ProductClassification

WHERE Name = '<Classification name>'

ProductClassificationAttr

WHERE ProductClassification.Name = '<Classification name>'

AttributeDefinition

ProductClassificationAttr → Depends on → AttributeDefinition

AttributePicklist

ProductClassificationAttr → Depends on → AttributeDefinition → Depends on → AttributePicklist

AttributePicklistValue

ProductClassificationAttr → Depends on → AttributeDefinition → Depends on → AttributePicklistValue

AttributeCategory

ProductClassificationAttr → Depends on → AttributeCategory

You can also find these by searching the bundle name on the AttributeCategory tab

AttributeCategoryAttribute

ProductClassificationAttr → Depends on → AttributeDefinition → Related → AttributeCategoryAttribute

These can't be isolated, so you may select some from another bundle. Those errors are safe to ignore

AttributeBasedAdjustment

WHERE Product.BasedOn.Name = '<Classification name>'

AttributeAdjustmentCondition

WHERE Product.BasedOn.Name = '<Classification name>'

AttributeBasedAdjRule

AttributeAdjustmentCondition → Depends on → AttributeBasedAdjRule

Indented objects are reached through Gearset's Depends on and Related expanders in the comparison results, rather than through their own query. Attributes are the most involved part of this stage, so expect to expand several levels below ProductClassificationAttr to gather every record.

Stage 2 - products

Once stage 1 is live in the target org, deploy the products built on the classification, along with their definitions and selling options.

Object

Query or click path

Notes

Product2

WHERE BasedOn.Name = '<Classification name>'

ProductAttributeDefinition

WHERE ProductClassificationAttribute.ProductClassification.Name = '<Classification name>'

ProductSellingModelOption

WHERE Product2.BasedOn.Name = '<Classification name>'

ProductComponentGroup

WHERE ParentProduct.BasedOn.Name = '<Classification name>'

Stage 3 - relationships, categorization, and pricing

With the classification and products in place, deploy the records that link products together, slot them into the catalog, and price them.

Object

Query or click path

Notes

ProductRelatedComponent

WHERE ParentProduct.BasedOn.Name = '<Classification name>' OR ChildProduct.BasedOn.Name = '<Classification name>'

ProductCategoryProduct

WHERE Product.BasedOn.Name = '<Classification name>'

ProductCategory

ProductCategoryProduct → Depends on → ProductCategory

ProductCatalog

ProductCategoryProduct → Depends on → ProductCategory → Depends on → ProductCatalog

PriceBookEntry

WHERE Product2.BasedOn.Name = '<Classification name>'

ProductConfigFlowAssignment

WHERE ProductClassification.Name = '<Classification name>'

Rarely needed — most bundles use existing records

ProductConfigurationFlow

ProductConfigFlowAssignment → Depends on → ProductConfigurationFlow

Rarely needed — most bundles use existing records

Most bundles reuse existing configuration flows, so ProductConfigFlowAssignment and ProductConfigurationFlow are rarely needed. Include them only if your bundle uses its own flow.

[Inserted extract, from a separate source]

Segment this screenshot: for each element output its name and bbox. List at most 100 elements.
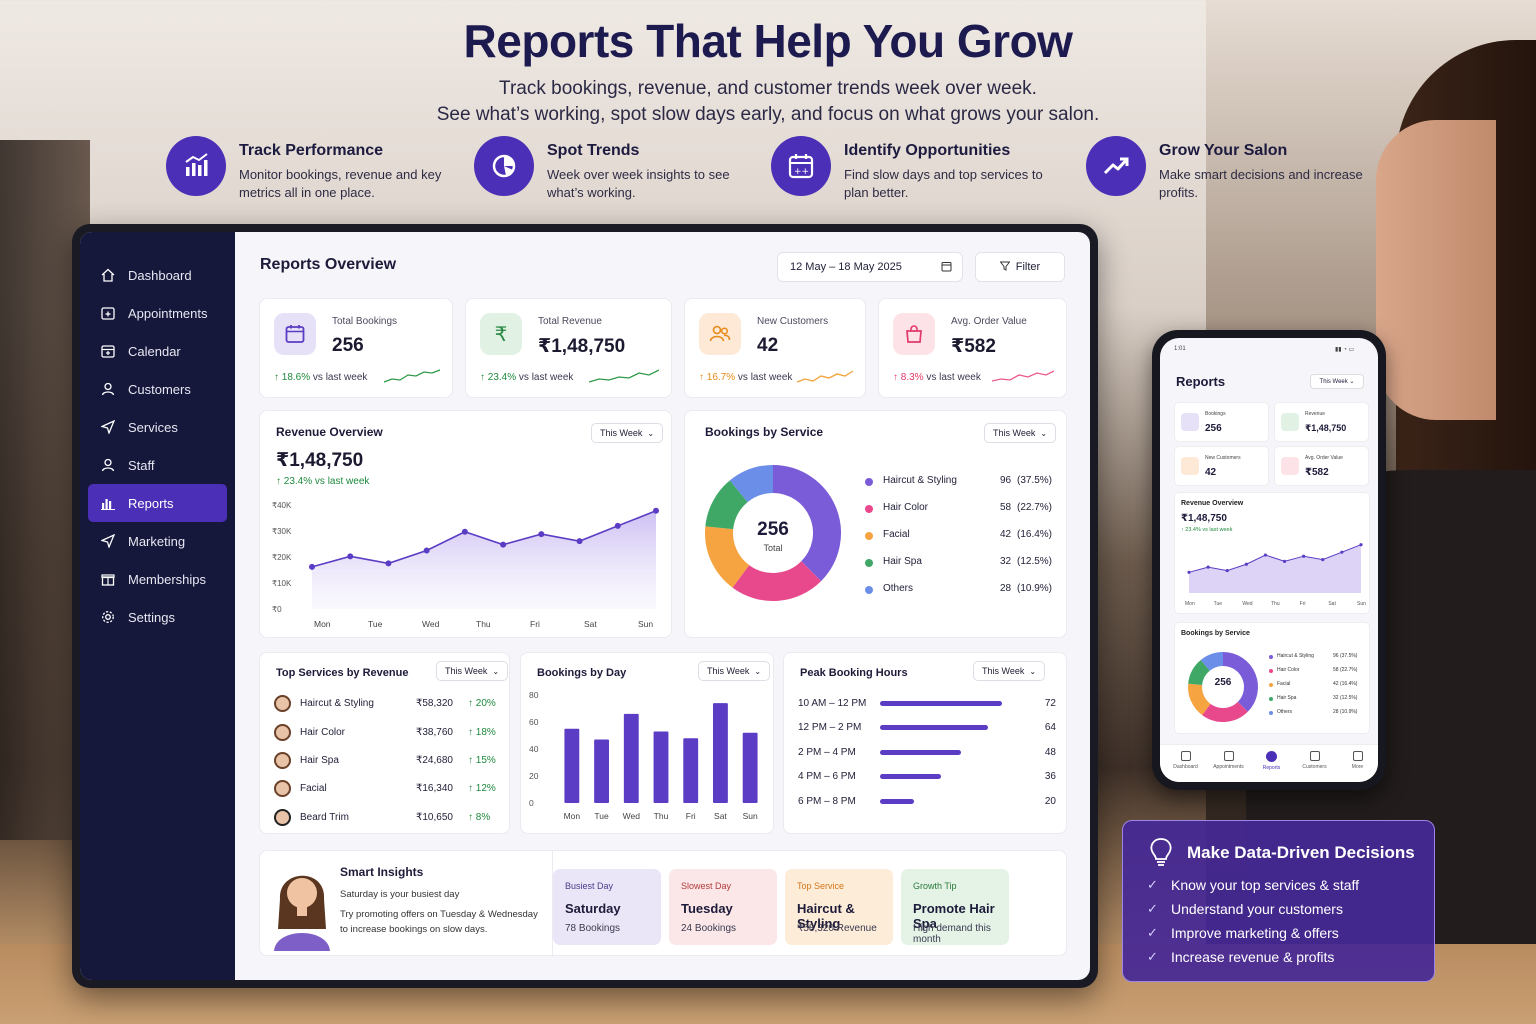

Tips for a smooth deployment

  • Build each filter once, then reuse it. Save the three filters as team filters and update only the classification name each time. That's what makes the process repeatable across bundles.

  • Some attribute records can't be isolated. When you gather AttributeCategoryAttribute records, you may pick up a few that belong to other bundles. Any resulting errors are safe to ignore.

  • Let Gearset check each stage. After you select components, Gearset assesses the deployment and suggests fixes for missing dependencies. Then review and apply these before deploying.

  • If a comparison looks wrong, check your IDs. Unexpected results usually mean your External IDs are out of sync.